Chi · February 10, 2017, 3:36am

I have a set of word processing documents (in Word) that I need to paste into a RichText field of a Page object. The problem, of course, is preserving the formatting. On top of that, however, is the need to preserve hyperlinks between endnotes and their respective call-outs in the document, proper.

We've had limited success in simply copying/pasting the content from Word to Plone. Note, Plone does a pretty good job when the Word document is a few pages or less. Unfortunately, the documents that I'm looking at are 40 to 400+ pages long, sometimes with many dozens of endnotes. Consequently, initial accuracy is paramount.

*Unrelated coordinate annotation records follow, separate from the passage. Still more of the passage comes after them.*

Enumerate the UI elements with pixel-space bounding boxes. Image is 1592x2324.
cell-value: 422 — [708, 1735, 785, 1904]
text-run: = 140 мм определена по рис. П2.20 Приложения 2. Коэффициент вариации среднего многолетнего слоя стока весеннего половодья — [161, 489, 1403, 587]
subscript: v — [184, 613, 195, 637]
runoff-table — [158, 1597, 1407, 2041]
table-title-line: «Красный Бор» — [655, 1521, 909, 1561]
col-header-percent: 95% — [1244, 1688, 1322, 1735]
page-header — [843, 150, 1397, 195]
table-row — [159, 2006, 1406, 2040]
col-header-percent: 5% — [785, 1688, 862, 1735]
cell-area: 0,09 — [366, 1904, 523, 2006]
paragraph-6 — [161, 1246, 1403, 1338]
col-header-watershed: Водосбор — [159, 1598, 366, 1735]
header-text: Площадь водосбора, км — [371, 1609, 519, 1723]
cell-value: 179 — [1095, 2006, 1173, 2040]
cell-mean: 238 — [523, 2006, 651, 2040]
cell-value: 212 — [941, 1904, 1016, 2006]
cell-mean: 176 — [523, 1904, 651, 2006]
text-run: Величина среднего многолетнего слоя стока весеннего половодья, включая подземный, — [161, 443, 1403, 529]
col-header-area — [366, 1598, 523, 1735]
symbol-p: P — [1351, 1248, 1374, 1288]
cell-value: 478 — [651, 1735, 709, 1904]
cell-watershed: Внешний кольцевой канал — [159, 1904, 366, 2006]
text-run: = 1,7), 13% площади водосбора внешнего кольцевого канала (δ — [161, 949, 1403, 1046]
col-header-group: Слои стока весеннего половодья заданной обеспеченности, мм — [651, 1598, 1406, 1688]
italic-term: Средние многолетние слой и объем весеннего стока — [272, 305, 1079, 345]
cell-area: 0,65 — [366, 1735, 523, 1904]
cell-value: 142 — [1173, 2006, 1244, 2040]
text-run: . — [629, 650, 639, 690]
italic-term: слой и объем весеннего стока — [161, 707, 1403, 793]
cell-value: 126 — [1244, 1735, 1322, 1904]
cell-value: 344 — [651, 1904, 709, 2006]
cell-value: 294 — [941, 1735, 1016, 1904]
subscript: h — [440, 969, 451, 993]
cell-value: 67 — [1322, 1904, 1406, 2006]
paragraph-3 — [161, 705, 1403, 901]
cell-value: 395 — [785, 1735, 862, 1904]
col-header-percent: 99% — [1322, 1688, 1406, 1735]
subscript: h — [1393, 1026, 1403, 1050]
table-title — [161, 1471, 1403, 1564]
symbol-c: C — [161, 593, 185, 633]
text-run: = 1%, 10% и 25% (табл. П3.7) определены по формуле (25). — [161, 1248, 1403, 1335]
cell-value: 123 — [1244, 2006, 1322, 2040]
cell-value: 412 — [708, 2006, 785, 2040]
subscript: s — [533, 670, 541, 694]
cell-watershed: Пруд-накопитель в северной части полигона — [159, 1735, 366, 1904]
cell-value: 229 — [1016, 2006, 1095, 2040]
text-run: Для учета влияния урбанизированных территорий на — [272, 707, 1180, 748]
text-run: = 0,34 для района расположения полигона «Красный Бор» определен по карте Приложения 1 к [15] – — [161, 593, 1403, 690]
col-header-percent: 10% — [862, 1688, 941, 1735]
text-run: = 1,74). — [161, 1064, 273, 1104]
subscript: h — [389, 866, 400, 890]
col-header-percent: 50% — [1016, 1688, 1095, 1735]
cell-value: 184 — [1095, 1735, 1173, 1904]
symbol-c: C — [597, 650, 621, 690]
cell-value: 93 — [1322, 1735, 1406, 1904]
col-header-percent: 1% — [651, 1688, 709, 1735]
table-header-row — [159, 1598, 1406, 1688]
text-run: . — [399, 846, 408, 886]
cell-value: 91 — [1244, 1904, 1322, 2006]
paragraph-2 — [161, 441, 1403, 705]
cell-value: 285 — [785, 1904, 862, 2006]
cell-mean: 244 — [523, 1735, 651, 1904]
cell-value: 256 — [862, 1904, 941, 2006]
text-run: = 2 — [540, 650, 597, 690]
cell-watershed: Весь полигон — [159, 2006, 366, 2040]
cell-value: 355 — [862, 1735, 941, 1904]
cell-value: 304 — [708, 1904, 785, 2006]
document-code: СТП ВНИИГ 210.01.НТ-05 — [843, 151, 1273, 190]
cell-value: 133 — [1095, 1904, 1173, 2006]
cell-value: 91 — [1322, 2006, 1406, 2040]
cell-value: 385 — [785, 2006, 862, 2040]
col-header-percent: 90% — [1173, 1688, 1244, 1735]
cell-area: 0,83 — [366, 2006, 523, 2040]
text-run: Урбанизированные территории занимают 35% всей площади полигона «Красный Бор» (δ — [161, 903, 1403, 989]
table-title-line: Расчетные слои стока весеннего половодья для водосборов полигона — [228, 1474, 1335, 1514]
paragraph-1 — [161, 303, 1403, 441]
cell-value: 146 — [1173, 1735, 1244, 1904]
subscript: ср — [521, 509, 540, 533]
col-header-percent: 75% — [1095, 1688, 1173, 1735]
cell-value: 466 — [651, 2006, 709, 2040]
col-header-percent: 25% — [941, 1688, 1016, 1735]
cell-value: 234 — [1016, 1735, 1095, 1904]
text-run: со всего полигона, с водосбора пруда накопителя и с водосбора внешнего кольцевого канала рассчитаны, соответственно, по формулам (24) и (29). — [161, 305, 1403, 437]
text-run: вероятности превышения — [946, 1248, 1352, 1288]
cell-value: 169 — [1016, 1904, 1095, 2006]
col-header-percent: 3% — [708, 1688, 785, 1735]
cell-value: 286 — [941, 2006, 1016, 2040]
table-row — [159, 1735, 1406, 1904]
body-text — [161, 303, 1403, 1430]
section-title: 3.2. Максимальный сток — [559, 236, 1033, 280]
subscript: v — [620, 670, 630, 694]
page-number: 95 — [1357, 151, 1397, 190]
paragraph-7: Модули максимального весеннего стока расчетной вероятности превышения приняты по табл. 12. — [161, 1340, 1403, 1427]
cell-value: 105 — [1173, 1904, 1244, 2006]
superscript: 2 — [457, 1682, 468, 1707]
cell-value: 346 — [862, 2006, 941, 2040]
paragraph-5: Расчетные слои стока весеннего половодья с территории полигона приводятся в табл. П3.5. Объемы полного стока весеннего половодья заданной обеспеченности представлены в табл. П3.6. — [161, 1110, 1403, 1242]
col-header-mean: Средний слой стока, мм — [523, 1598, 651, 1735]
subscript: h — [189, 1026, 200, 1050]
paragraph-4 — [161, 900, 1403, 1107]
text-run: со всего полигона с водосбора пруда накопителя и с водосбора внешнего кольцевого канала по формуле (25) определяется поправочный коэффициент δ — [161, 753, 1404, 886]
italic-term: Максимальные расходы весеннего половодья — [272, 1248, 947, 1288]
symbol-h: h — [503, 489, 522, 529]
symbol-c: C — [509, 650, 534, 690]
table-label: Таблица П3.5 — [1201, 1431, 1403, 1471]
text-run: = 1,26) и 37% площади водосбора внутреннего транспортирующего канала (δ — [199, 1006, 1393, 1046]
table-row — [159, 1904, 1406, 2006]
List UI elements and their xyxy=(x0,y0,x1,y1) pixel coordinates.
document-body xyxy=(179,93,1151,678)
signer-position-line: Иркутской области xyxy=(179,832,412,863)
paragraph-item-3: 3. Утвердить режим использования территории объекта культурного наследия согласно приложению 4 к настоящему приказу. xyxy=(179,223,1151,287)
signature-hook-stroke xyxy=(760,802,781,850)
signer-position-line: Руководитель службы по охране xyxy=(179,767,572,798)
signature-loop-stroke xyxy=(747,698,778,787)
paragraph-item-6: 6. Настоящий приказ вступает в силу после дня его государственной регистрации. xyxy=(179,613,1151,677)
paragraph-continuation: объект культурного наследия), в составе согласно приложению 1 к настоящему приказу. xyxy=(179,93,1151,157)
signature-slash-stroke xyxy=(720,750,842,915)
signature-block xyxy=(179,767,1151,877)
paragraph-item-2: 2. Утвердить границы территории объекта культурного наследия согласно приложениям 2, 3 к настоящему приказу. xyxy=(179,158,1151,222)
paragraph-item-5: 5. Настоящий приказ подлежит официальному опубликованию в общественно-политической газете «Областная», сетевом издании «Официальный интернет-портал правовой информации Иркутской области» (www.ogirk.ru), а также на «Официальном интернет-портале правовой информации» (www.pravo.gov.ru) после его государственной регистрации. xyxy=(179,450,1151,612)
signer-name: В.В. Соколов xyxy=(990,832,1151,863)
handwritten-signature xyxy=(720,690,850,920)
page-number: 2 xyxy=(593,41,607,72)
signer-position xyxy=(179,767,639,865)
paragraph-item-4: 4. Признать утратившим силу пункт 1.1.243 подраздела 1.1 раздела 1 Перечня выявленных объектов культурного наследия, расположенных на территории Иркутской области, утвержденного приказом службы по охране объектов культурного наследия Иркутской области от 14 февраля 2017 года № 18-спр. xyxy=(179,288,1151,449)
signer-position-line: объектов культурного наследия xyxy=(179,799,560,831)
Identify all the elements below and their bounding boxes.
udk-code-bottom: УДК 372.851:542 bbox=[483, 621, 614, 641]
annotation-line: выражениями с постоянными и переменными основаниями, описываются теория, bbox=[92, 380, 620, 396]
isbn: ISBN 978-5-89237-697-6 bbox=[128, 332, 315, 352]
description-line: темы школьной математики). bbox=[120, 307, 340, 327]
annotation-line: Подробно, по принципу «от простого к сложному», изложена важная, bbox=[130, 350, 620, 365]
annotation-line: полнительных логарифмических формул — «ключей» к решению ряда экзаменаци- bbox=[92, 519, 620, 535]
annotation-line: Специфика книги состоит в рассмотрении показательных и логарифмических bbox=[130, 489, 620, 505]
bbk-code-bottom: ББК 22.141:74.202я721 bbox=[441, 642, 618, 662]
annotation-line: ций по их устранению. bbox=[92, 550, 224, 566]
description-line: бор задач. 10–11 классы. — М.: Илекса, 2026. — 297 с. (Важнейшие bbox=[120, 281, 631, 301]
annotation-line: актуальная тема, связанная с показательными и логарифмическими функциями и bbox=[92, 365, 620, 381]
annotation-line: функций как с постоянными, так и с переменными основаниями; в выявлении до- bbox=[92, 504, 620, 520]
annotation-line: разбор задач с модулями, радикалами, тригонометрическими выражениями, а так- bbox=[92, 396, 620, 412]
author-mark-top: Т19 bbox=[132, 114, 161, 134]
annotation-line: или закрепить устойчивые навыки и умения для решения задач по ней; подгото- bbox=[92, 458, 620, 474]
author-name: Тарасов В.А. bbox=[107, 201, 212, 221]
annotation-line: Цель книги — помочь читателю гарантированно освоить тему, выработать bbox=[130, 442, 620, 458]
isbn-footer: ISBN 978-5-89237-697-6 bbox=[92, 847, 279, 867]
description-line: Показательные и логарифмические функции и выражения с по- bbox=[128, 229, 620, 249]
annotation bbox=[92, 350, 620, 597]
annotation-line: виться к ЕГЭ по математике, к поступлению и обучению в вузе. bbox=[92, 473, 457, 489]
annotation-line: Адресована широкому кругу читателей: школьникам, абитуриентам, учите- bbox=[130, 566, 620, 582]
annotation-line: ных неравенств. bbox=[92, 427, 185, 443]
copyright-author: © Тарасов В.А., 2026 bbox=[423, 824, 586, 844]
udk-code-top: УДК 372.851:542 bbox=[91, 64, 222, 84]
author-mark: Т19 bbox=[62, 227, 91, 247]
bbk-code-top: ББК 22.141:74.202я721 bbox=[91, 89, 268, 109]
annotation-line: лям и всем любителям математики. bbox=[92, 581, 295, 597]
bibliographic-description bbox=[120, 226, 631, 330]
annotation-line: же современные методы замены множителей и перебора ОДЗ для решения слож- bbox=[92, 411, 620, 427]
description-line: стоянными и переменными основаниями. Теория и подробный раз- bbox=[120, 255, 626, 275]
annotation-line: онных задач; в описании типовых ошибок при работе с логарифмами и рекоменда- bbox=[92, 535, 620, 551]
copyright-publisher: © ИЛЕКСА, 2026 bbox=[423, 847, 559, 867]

I'm just looking for a reliable method for transferring the content with minimal need for correction. Any ideas?

zopyx · February 10, 2017, 3:59am

Plone - so be precise HTML - has no notion of footnotes, call-outs etc. - and copy/paste is the most simple and most lame approach trying to achieve this goal. Given the complexity and crudeness of the DOCX format, there answer is: there is no simple solution and there is no free solution.

Read what we did in our "Onkopedia" project: https://www.xml-director.info/files/Onkopedia-EN.pdf

There is no free beer in the publishing world. If you have professional requirements then you need a professional approach and a professional tool chain. In our case we partnered with www.c-rex.net for dealing with all the DOCX conversion stuff.._and: there is no generic solution that fits all purposes out of the box. What we learned from this project is that you need project specific DOCX parsing and processing based on an agreed template and functionality for getting the most out of a DOCX document. In our particular project wer are in the nice situation going from DOCX to XML and all related output formats like EPUB, PDF and HTML and lossless back to DOCX.
But as said: no free beer.

Andreas

dieter · February 10, 2017, 10:28am

"Word" might be able to export documents as HTML (as does "libreOffice"). Hopefully, it thereby does a decent job (such that you do not lose much information and do not get errors). After such an export, you could import the HTML documents - maybe via a script or in a view.

Likely, you will need to tweak the HTML-filtering of your site to avoid that important parts of the HTML generated for your word documents are filtered out. You might also need to remove the "head" element from the generated HTML and put relevant parts into the CSS of your site.

espenmn · February 10, 2017, 2:10pm

There are things like pandas, which might be able to help (maybe some manual work is needed).
http://pandoc.org

I have used it to convert docx to markdown, in which case the endnotes worked
(tables are a problem, though)

zopyx · February 10, 2017, 2:27pm

Pandoc is a toy for tinkerers.